Tout un monde dans une coquille

Une recension de Victorine de Oliveira, publié le

Certains s’en souviennent peut-être : en 2019, les médias anglo-saxons, du National Geographic à The Atlantic en passant par CNN, pleuraient la mort de « lonely George », une célébrité d’autant plus étrange qu’elle n’était autre qu’un tout petit escargot élevé en laboratoire. George avait toutefois la particularité d’être le dernier représentant de son espèce, l’Achatinella apexfulva, endémique de l’île hawaïenne d’O‘ahu. Avec lui s’éteignait une espèce victime comme tant d’autres de la modification de son environnement : nouveaux prédateurs introduits par des échanges commerciaux croissants, collectionneurs avides de coquilles au couleurs chatoyantes, diversité moindre des essences qui composent la forêt hawaïenne… La disparition d’A. apexfulva permet de comprendre celles qui se jouent actuellement dans une relative indifférence, notamment parce qu’elles concernent des insectes et des gastéropodes moyennement photogéniques.
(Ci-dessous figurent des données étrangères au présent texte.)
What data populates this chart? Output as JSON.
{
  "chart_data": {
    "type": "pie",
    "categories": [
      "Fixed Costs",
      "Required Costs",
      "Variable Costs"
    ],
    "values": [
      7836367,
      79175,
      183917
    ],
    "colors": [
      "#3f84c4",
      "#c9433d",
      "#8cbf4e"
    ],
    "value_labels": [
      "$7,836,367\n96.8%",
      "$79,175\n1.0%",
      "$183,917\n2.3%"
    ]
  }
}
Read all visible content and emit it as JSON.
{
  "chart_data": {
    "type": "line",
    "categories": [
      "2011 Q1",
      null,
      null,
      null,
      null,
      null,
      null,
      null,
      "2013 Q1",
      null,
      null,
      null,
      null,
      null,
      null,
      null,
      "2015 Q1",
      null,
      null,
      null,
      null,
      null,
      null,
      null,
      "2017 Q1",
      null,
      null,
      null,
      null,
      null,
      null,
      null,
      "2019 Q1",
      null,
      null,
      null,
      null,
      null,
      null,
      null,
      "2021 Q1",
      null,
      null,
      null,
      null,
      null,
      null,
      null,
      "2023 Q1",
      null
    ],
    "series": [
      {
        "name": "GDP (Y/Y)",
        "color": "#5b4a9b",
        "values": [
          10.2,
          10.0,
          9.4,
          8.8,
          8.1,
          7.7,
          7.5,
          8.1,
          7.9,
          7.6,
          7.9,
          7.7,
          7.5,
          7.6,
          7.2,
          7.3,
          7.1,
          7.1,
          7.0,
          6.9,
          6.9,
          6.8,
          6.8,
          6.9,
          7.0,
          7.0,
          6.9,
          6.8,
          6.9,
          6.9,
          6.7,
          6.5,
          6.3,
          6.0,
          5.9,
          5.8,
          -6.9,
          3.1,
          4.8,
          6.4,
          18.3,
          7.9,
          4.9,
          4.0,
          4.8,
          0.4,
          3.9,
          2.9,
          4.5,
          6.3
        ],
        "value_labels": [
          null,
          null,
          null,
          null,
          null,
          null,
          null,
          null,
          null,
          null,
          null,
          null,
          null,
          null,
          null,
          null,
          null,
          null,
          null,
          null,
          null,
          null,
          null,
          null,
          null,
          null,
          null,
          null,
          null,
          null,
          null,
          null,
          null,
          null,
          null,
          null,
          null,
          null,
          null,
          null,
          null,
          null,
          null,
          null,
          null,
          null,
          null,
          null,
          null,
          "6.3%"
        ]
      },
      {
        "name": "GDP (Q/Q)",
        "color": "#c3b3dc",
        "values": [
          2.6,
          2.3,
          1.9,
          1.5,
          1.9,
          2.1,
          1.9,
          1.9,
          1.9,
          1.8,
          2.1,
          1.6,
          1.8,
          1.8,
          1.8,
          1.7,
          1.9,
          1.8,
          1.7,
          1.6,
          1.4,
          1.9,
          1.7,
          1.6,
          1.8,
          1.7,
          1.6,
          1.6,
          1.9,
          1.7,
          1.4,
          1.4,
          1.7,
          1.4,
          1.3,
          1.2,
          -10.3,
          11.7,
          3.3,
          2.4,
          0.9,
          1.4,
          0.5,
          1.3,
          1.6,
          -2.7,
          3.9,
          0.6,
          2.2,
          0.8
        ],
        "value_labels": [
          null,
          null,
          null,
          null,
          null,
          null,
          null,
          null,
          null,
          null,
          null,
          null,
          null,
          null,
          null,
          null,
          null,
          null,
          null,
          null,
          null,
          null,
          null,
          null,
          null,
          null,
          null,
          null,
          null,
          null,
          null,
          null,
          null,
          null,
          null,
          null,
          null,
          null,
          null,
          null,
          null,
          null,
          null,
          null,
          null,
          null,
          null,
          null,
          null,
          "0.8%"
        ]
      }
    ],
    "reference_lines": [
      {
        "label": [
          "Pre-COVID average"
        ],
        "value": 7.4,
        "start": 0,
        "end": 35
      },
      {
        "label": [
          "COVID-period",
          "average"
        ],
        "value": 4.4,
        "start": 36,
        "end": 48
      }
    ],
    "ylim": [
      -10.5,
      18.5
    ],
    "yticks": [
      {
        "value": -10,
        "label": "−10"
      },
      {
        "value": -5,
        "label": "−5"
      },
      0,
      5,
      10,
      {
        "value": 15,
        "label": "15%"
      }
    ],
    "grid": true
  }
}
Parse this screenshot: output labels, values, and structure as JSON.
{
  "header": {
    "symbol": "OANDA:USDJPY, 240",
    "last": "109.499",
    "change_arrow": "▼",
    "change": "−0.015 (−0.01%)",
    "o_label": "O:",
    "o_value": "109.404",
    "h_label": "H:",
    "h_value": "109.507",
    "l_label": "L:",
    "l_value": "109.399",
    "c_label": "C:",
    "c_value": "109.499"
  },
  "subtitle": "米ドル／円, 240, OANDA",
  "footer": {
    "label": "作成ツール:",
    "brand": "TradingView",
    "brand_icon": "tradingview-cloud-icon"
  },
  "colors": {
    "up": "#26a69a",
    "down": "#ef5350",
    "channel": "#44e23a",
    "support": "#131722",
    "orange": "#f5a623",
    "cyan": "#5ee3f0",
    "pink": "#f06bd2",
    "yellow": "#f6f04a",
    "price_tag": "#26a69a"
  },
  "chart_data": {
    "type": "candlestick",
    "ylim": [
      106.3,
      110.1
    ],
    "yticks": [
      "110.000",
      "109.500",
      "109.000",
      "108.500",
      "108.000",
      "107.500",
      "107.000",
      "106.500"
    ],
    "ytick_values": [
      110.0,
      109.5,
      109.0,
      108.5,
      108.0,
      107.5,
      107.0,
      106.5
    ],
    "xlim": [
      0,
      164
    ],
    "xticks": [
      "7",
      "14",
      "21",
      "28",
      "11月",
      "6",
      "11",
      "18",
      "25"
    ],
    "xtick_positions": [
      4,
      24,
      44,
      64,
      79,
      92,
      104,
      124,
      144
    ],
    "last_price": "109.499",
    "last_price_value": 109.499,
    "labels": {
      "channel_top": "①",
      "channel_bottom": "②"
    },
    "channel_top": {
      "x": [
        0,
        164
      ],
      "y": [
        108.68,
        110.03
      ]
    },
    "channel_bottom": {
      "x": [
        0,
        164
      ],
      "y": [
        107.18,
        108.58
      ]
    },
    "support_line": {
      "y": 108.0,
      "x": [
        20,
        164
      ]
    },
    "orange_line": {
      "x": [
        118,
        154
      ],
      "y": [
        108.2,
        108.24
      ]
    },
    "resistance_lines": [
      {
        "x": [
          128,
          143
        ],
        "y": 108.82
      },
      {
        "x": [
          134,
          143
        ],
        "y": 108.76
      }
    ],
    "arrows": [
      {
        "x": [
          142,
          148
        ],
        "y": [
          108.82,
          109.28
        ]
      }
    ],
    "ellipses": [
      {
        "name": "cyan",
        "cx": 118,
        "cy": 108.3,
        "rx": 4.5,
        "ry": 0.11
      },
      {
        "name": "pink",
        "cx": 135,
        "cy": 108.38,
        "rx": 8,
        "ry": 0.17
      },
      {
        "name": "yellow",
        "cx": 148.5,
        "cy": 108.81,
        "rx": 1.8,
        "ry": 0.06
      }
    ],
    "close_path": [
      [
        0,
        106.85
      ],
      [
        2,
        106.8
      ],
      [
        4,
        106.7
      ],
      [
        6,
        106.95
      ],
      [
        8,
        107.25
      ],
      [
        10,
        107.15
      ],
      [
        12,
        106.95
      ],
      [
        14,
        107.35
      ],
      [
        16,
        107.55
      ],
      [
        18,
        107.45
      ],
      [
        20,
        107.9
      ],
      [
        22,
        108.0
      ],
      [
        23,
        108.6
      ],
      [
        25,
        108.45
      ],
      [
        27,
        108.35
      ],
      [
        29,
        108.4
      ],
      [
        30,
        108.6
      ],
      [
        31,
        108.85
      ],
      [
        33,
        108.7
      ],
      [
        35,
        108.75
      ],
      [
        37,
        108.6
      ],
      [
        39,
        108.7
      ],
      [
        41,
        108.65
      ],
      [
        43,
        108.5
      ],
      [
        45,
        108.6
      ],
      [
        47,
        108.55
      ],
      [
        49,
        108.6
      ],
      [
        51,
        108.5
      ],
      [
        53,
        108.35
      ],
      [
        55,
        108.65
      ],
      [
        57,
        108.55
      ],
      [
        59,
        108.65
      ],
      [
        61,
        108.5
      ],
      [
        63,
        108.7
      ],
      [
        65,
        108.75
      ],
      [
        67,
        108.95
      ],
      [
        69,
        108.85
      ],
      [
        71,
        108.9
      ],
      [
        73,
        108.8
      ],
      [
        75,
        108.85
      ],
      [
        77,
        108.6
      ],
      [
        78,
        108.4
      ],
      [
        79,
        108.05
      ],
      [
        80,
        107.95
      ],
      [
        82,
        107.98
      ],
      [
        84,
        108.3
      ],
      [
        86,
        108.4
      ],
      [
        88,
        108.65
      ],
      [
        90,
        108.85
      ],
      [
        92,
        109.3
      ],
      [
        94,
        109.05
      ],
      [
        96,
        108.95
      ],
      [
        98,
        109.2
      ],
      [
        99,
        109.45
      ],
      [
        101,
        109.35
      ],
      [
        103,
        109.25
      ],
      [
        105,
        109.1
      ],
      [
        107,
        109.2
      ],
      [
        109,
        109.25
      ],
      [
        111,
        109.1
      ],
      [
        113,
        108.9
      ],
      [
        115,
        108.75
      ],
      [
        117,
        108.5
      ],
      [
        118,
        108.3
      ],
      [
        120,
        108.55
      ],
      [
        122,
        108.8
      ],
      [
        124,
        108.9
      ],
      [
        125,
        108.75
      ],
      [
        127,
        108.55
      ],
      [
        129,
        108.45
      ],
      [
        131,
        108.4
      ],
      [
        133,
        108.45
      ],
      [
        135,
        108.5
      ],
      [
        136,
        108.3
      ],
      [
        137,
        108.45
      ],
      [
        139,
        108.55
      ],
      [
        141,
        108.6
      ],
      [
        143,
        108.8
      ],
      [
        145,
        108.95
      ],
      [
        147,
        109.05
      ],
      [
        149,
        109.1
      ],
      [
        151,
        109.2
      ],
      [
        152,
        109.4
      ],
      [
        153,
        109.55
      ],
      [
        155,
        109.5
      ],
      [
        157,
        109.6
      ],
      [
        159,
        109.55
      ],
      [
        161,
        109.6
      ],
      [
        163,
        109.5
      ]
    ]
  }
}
De même qu’Anna Tsing s’est intéressée au matsutaké, un champignon à l’aise dans les paysages dévastés, pour comprendre la dégradation de nos écosystèmes, Thom Van Dooren se penche sur ces escargots hawaïens pour penser l’extinction de masse. Que signifie la disparition d’un être qui vit non pas dans sa coquille, mais sur le mode de la coquille, c’est-à-dire tantôt enroulé sur lui-même, tantôt déroulé sur le monde ? Et qui fait de la bave un mode de communication ? C’est tout un monde de significations qui s’éteint avec A. apexfulva. Et à plus ou moins long terme, ce sera sûrement à notre tour d’en baver.